5O-4 DOES COLOR-HIGHLIGHTING CLINICAL DECISION SUPPORT REMINDERS IMPROVE PHYSICIANS' RESPONSIVENESS?

Wednesday, October 22, 2014: 10:45 AM

Kristin Hendrix, PhD1, Stephen M. Downs, MD, MS1 and Aaron Carroll, MD, MS2, (1)Children's Health Services Research Indiana University School of Medicine, Indianapolis, IN, (2)Pediatric and Adolescent Comparative Effectiveness Research Indiana University School of Medicine, Indianapolis, IN
Purpose: Physicians respond to only approximately half of the clinical decision support prompts they receive, and alert fatigue has been offered as an explanation for this lack of responsiveness. This study tested the hypothesis that selectively color-highlighting prompts would increase physicians' rates of responsiveness.

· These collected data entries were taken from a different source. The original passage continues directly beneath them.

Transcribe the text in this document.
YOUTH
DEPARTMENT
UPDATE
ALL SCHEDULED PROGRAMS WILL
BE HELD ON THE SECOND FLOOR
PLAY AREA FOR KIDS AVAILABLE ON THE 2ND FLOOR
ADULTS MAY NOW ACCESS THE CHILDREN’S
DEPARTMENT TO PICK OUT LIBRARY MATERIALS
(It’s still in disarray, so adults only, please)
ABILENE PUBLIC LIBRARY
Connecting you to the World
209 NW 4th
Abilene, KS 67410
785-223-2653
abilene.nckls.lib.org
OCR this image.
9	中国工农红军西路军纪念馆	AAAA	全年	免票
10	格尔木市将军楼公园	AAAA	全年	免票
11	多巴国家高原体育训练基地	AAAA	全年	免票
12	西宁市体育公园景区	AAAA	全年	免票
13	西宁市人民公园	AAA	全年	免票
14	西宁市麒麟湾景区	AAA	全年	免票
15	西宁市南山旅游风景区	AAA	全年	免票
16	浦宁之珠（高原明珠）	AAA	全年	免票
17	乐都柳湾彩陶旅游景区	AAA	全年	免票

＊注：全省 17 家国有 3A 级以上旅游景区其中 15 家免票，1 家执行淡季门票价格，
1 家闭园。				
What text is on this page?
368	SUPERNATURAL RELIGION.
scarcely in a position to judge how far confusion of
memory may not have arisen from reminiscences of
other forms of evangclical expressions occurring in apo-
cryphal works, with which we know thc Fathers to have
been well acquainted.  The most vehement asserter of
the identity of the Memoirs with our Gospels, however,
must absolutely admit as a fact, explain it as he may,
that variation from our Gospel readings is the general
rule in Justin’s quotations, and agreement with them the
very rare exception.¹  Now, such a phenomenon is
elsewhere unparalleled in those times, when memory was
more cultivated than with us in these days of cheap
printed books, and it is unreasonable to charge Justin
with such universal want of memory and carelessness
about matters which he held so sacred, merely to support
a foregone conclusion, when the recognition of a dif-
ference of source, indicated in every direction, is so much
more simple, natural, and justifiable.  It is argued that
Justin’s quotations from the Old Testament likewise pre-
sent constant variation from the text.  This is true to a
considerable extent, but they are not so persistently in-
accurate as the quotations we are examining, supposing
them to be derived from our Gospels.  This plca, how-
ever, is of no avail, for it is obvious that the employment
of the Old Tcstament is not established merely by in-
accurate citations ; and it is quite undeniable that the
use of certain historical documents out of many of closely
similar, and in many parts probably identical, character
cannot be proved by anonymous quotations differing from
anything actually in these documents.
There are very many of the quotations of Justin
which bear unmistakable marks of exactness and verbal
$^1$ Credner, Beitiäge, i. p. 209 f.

Method: We conducted a randomized controlled trial using the Child Health Improvement through Computer Automation (CHICA) system. CHICA is a clinical decision support system implemented in four primary care pediatric clinics in Indianapolis, IN. It provides physicians with reminder prompts which are algorithmically derived and based on: 1) general pediatric healthcare guidelines and 2) responses parents provide about their children on a pre-visit screening form. Physicians place a check-mark in a box next to each prompt to indicate whether they responded to it. We selected eight prompts for randomization. Four of these prompts were yellow-highlighted when presented to physicians in two of the clinics. The other four prompts were yellow-highlighted when presented to physicians in the remaining two clinics. Each of the pairs of clinics served as the other pair's control. Analyses compared physician response rates to the highlighted versus non-highlighted prompts. Additionally, four prompts deemed “high-priority” (e.g., household violence) were yellow-highlighted during the study period at all of the four clinic sites. Physician response rates to these high-priority highlighted prompts were compared to response rates for those same prompts during the year before the study period, when they were not highlighted. Data analyses included binary logistic regression and chi-square analysis, including Bonferroni corrections for multiple comparisons.

Result: There was no difference in physicians’ response rates to highlighted compared to non-highlighted prompts (OR=1.056, p=0.259, ns). Similarly, physicians were no more likely to respond to highlighted high-priority prompts, compared to the previous year when the prompts were not highlighted (χ2=0.067, p=0.796, ns).

Conclusion: We did not find evidence that yellow-highlighting clinical decisions support reminders is an effective strategy to increase physician responsiveness. Alternative possibilities for combating alert-fatigue and increasing responsiveness to prompts should be explored.